The cost of the captured ridge was huge.
By nightfall on April 12 1917, the Canadian Corps was in firm control of the ridge. The corps suffered 10,602 casualties: 3,598 killed and 7,004 wounded. The German Sixth Army suffered an unknown number of casualties with approximately 4,000 men becoming prisoners of war.
It was a number of years later that the battle began to take on the added significance of creating a greater sense of nationhood in this country.
And that has endured in part because of the creation of the Canadian National Vimy Memorial, which is Canada’s largest and principal overseas war memorial.
“Located on the highest point of the Vimy Ridge, the memorial is dedicated to the commemoration of the Battle of Vimy Ridge and Canadian Expeditionary Force members killed during the First World War," explains Wikipedia. "It serves as the place of commemoration for Canadian soldiers killed in France during the First World War with no known grave.
"France granted Canada perpetual use of a section of land at Vimy Ridge in 1922 for the purpose of a battlefield park and memorial.
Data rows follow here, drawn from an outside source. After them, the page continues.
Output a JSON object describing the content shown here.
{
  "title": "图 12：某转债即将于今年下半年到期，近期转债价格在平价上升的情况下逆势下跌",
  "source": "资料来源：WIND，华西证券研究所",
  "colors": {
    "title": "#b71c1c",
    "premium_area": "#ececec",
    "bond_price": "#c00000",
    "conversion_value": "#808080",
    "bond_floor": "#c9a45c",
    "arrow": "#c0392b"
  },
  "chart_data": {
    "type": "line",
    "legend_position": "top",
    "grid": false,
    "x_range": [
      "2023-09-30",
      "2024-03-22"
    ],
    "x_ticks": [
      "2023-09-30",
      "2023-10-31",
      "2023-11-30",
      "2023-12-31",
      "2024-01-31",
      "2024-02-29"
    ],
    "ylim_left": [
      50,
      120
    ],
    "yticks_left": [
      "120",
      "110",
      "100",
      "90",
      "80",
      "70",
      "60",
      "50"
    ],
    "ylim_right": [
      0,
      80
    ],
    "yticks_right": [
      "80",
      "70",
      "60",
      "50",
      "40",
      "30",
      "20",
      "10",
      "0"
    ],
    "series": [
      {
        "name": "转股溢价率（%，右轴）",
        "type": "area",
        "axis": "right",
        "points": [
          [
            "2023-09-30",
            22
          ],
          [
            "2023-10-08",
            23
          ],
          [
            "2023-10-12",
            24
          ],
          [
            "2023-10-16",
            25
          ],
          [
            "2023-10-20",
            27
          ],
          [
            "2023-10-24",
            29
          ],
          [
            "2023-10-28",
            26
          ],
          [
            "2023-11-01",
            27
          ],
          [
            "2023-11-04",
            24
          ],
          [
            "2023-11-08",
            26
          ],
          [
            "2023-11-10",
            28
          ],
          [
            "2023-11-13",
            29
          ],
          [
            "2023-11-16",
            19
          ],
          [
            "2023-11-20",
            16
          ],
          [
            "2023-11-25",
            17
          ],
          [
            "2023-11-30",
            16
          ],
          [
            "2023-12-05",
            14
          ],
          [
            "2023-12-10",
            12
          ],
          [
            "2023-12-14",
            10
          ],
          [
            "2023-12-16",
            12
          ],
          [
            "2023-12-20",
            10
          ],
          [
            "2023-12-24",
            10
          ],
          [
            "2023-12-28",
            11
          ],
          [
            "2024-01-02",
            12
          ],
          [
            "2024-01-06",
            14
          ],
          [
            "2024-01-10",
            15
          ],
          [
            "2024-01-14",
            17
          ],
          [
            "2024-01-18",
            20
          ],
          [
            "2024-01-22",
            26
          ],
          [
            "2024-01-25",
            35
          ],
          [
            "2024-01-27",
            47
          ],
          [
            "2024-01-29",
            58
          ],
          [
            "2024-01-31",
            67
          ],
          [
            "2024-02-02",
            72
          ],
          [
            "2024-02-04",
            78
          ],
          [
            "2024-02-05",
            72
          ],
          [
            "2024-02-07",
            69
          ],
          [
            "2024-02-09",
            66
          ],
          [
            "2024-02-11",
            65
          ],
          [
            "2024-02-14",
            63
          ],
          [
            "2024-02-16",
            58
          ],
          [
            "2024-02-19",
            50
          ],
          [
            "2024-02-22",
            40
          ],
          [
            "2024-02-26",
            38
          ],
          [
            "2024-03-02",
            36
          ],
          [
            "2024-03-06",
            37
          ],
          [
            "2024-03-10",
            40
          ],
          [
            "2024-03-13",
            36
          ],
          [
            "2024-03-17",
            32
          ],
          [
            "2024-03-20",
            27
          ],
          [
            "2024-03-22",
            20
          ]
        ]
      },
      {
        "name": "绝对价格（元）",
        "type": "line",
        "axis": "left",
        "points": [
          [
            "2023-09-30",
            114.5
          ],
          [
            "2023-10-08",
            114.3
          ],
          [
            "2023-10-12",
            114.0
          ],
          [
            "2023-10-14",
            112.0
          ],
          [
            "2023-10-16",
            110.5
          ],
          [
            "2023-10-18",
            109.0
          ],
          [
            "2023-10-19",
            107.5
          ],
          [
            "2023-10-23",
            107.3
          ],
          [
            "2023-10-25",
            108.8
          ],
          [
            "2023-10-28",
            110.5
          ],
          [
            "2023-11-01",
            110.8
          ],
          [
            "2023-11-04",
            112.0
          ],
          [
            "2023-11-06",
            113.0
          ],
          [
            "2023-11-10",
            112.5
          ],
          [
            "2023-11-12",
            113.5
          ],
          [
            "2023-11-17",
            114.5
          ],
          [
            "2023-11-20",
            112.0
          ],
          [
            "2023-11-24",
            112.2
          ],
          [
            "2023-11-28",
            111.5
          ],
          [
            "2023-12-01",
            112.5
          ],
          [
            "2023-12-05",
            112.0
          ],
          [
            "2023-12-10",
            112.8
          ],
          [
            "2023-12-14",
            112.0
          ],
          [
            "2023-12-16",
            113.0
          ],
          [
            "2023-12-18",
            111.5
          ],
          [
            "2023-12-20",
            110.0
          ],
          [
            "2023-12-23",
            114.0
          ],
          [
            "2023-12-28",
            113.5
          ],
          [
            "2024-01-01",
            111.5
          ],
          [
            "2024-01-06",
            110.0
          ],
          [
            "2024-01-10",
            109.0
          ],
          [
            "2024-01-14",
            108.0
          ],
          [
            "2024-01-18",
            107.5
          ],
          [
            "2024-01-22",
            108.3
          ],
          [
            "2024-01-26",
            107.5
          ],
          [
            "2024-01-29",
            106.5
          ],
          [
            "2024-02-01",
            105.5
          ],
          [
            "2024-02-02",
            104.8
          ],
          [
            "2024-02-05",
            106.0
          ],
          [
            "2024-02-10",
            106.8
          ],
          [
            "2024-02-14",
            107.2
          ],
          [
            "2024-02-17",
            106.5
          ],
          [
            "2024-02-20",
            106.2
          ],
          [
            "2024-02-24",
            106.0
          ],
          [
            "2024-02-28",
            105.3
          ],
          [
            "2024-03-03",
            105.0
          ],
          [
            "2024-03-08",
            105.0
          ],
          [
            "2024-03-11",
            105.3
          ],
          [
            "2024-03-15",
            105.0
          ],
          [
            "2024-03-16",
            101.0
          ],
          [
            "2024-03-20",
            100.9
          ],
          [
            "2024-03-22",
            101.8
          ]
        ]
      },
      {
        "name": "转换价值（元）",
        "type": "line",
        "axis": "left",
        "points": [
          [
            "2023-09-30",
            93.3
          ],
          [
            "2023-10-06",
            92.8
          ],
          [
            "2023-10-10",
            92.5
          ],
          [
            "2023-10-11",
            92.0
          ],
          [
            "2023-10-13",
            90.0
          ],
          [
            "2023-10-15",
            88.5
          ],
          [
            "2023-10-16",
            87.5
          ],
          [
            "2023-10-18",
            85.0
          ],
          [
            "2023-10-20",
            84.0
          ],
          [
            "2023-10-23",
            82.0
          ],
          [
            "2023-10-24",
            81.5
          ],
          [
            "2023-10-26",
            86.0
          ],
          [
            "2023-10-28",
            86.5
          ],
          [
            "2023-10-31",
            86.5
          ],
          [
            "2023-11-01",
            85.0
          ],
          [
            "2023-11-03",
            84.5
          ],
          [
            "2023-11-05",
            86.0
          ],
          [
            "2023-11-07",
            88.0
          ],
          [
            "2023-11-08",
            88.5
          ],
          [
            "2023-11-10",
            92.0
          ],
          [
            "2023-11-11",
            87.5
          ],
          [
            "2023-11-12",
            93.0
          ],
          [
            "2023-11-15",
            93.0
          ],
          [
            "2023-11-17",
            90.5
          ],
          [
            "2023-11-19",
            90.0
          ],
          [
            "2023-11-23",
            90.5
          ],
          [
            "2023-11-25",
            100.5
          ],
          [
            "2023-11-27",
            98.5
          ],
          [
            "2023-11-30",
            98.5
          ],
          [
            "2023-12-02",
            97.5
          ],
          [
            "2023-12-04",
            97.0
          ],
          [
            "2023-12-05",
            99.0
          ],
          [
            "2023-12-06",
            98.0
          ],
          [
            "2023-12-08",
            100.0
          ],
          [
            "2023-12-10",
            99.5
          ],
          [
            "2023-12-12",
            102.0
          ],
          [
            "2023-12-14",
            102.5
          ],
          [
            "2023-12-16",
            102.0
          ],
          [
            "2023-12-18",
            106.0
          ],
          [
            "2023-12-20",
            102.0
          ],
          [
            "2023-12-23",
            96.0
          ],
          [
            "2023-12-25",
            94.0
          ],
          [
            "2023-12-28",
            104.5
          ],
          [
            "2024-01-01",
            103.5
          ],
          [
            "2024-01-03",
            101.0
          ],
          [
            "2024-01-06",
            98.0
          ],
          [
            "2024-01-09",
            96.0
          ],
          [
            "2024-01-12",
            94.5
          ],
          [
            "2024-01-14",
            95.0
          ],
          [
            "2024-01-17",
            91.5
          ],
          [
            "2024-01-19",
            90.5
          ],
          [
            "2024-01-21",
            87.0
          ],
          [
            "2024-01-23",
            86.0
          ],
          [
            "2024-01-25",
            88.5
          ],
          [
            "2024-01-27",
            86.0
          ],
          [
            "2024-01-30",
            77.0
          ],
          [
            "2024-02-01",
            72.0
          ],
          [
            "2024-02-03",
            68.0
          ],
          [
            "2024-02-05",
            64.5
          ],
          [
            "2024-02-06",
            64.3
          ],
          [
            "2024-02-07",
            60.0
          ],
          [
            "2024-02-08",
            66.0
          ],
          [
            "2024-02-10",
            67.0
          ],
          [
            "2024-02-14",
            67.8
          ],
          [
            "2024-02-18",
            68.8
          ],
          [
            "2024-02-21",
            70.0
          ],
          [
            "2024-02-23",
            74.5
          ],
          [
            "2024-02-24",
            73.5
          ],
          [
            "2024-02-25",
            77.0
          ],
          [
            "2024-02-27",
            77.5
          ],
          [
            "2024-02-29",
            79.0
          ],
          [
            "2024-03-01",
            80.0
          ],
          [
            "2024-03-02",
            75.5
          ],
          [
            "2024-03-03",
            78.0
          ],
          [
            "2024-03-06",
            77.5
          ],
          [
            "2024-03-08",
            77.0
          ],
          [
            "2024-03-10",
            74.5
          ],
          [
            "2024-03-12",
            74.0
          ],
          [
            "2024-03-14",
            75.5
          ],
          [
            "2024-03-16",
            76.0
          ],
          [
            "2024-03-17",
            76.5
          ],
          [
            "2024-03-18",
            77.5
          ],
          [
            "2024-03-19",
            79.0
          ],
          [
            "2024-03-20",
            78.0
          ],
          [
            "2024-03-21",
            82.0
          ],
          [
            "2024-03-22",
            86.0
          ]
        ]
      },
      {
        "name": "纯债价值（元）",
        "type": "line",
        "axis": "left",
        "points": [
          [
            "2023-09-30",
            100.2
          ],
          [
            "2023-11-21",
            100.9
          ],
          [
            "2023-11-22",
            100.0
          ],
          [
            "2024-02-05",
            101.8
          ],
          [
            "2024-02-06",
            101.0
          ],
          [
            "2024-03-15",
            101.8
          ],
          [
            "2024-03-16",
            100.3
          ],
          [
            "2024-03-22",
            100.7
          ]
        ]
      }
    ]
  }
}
A 100-hectare (250-acre) portion of the former battlefield is preserved as part of the memorial park that surrounds the monument.The grounds of the site are still honeycombed with wartime tunnels, trenches, craters and unexploded munitions, and are largely closed off for public safety. A section of preserved trenches and a portion of a tunnel have been made accessible to site visitors.”
The memorial was designed by Toronto architect and sculptor Walter Allward. The memorial took 11 years and $1.5 million ($20.9 million in 2017 dollars) to build and was unveiled on July 26, 1936 by King Edward VIII, in the presence of President Albert Lebrun of France and 50,000 or more Canadian and French veterans and their families.
The battle is now a century behind us. The veterans of the war gone.
But the aura of the Battle of Vimy Ridge still reverberates in Canada. The details may be lost on most, but there is still an awareness that the battle holds a unique place in our history.
And so it should, and moving forward we owe it to those soldiers who fell, and to the history of the country they helped forge, to make sure Vimy always holds a special place in the hearts of Canadians.